設定した後,erlファイルを編集しつつしばらく待つと,そのうち補間が効くようになります.バックグラウンドで標準ライブラリ等のソースを処理するので1分くらいかかります.処理の様子は SublimeTextで Ctrl + ` でコンソールを開くと出てきます.途中でエラーが起きた場合もここを見ます.
試す
Sublime Textのプロジェクトの設定はとりあえず以下のような感じにしてます.
{
"folders":
[
{
"path": ".",
"folder_exclude_patterns": [".*"],
"file_exclude_patterns": ["*.beam"]
}
]
}
.eunit下のファイルやbeamは邪魔なので除外.
あとは「File」 → 「Open Folder...」 でフォルダを開くか,sublimeのプロジェクトファイルを開けば使えます.
erlファイルを編集中に右クリックするとSublimeErlのメニューがあるはずです.
現在開いているファイルの eunit(もしくはct) は,Ctrl + Shift + F8
で実行できます.ファイル名が _SUITE.erl で終わっている場合は Common Tests が実行されます.キーバインドは使いやすいようにカスタマイズするのが良いでしょう.
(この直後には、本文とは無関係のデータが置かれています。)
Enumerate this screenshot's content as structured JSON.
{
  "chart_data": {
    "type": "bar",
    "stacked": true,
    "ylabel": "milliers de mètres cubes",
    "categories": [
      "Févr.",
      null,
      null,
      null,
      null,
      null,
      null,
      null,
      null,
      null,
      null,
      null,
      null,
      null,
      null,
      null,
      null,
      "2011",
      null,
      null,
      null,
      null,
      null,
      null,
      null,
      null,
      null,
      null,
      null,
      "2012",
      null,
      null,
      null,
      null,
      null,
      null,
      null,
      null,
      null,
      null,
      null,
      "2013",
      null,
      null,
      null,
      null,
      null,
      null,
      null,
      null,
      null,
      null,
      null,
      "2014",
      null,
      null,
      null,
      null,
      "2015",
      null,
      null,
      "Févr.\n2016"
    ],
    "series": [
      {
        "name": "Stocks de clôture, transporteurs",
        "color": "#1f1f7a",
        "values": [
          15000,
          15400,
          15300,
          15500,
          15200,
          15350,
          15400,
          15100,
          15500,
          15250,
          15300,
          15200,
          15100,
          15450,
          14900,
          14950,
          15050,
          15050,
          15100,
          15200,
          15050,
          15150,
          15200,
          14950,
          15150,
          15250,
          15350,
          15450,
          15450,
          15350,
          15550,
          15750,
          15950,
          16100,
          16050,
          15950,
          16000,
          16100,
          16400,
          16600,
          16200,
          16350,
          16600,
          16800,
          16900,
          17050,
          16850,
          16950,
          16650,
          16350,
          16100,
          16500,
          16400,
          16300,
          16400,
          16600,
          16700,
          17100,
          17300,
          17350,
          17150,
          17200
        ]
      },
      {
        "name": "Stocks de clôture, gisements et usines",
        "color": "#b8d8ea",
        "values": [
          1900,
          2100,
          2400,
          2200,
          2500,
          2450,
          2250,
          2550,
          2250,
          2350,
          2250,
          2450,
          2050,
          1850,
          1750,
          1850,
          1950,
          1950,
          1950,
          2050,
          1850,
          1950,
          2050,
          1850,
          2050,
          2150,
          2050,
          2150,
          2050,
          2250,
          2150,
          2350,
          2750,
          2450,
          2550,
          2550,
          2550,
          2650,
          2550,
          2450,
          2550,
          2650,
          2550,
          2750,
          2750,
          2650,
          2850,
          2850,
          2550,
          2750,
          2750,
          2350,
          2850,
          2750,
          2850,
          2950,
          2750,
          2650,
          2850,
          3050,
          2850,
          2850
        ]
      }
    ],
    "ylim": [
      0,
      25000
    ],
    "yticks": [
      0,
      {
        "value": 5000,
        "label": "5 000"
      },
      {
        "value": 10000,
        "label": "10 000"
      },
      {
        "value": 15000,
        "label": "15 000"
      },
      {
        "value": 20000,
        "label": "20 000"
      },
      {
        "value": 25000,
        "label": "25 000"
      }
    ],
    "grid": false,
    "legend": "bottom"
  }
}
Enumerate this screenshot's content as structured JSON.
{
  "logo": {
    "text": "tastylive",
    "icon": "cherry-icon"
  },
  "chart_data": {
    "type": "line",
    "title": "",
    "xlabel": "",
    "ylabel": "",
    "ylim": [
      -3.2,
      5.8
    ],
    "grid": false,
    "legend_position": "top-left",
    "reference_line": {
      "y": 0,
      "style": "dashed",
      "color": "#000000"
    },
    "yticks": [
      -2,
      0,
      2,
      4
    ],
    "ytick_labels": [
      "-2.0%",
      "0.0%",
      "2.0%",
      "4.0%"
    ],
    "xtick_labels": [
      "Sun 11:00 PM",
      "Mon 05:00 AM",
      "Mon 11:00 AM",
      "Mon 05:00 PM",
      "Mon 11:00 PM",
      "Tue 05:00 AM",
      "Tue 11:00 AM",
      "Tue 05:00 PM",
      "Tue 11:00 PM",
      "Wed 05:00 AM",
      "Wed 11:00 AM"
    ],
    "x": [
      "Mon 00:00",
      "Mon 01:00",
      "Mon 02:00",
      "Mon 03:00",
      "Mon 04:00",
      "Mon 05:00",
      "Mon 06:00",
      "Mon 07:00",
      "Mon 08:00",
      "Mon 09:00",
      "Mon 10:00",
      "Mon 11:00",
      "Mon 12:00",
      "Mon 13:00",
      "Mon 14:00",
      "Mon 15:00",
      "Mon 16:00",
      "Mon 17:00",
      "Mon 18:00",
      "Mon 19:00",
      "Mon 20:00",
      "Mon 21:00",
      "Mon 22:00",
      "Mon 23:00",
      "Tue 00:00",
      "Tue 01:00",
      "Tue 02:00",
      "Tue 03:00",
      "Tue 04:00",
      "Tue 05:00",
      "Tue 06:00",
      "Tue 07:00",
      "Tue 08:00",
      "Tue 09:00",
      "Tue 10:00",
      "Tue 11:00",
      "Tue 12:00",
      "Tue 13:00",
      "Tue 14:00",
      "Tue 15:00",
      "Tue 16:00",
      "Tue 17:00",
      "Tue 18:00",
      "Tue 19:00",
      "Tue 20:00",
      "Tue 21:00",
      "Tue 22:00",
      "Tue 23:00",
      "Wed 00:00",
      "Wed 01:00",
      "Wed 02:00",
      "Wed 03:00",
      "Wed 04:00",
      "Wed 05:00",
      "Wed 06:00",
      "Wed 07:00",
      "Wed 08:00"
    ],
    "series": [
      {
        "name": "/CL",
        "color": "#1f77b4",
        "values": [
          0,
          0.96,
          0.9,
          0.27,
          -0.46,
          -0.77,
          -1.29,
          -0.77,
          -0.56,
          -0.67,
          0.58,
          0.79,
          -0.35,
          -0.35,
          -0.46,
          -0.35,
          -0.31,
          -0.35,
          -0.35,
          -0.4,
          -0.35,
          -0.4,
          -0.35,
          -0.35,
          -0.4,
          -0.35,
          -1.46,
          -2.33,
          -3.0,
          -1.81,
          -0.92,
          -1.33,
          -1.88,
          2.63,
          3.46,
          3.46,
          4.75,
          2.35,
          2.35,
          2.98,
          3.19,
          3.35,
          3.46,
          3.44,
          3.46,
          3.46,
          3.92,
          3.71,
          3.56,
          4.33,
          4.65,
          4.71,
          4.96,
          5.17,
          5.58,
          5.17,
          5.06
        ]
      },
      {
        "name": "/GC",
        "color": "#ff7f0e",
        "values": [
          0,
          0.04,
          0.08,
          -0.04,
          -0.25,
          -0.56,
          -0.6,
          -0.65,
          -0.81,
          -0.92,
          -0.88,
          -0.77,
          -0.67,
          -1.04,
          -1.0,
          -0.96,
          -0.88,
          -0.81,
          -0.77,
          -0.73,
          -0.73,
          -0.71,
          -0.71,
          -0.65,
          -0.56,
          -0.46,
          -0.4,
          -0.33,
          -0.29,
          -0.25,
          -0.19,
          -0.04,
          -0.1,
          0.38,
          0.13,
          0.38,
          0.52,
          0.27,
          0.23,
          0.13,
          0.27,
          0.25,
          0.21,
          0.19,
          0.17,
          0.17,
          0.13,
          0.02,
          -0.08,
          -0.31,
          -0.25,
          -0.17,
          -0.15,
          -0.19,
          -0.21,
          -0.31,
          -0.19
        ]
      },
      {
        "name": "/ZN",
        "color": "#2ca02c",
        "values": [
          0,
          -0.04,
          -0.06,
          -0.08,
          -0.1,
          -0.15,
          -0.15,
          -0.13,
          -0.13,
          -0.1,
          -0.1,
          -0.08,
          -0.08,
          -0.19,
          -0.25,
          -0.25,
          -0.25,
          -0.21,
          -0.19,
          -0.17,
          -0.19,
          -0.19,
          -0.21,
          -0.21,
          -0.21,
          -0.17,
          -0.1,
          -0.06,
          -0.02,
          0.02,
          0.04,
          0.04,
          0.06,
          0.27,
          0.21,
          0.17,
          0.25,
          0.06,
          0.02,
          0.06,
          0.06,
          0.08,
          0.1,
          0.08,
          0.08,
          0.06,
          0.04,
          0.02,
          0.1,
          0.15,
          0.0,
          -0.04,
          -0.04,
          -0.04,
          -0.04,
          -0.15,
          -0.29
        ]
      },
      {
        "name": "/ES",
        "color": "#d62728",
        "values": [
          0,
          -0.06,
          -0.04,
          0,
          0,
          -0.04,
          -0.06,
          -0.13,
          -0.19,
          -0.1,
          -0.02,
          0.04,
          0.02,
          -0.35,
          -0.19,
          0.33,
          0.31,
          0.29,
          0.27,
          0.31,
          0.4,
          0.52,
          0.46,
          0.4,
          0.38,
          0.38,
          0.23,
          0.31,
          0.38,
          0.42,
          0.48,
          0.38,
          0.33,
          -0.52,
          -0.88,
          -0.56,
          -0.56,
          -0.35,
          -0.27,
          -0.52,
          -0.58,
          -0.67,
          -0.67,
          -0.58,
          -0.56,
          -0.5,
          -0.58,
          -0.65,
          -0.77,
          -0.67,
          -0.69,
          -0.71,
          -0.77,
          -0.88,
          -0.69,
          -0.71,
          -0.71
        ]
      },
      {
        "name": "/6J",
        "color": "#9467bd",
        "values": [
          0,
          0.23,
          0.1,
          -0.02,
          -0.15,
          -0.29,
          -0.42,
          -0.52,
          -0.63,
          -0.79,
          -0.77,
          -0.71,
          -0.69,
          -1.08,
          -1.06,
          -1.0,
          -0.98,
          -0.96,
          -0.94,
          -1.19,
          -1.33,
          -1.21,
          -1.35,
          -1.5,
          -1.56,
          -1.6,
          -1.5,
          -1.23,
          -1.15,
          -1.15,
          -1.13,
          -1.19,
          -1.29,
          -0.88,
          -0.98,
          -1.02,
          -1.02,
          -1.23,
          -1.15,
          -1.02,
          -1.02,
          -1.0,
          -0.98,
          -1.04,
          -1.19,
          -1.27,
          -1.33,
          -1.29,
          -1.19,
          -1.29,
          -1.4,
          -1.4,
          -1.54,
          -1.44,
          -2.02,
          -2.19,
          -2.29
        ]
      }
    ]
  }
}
テストを実行すると下にパネルが出て結果が表示されます.
あとは,好みでBuild System とかも設定すれば普通に開発できると思います.
サンプルプロジェクト: https://github.com/binzume/cowboy_sample
今回,ST3の確認をしつつ書いたコードなので意味のアプリケーションではありませんが,簡単なjsonを返すwebアプリになってます.HTTPサーバにはCowboyを使っています.
Windows + Erlang + ST3 で開発をする上での制限
標準ライブラリ内のコードにジャンプできない
Ideaだと lists:foldl/3
とかの実装も簡単に確認できて便利だったので欲しいです.
フォーマッタ
フォーマッタの設定などは無いので,気に入らない場合はSublimErlのコードいじる必要があります(sublimerl_formatter.erl).
仕事で書いてるコードはEmacsスタイルのインデントなので,下記のようなRubyスクリプトをエディタの外部ツールとして登録して使っています.(emacsをフォーマッタとして使うとか,素直にemacsで開発しろという指摘は受け付けません)
Emacsっぽいスタイルのインデントにするスクリプト: https://gist.github.com/binzume/b599b1ec1d3b39882285
HiPE使えない
基本的には使えません.公開されてるErlangのWindows向けバイナリもHiPEは無効になっています.HiPE有効な環境でコンパイルされたbeamは実行できてるように見えますが問題がありそう.
HiPE使ってるライブラリは,rebar.config等を編集してHiPE無効にする必要があります.
NIFではまる
nifそのものはWindows上でも対応していて dll ファイルが生成されます.が,Windowsは考慮されてないライブラリも多く,たいていの場合泥沼にはまります.コンパイラは VisualStudio等の cl.exe が必要です.
TODO
- まだちゃんと使ってないので使いつつ更新します
まとめ
Windowsでの開発は嵌りどころも多いですが,少し頑張ればそれなりに快適に開発できる環境を作れます.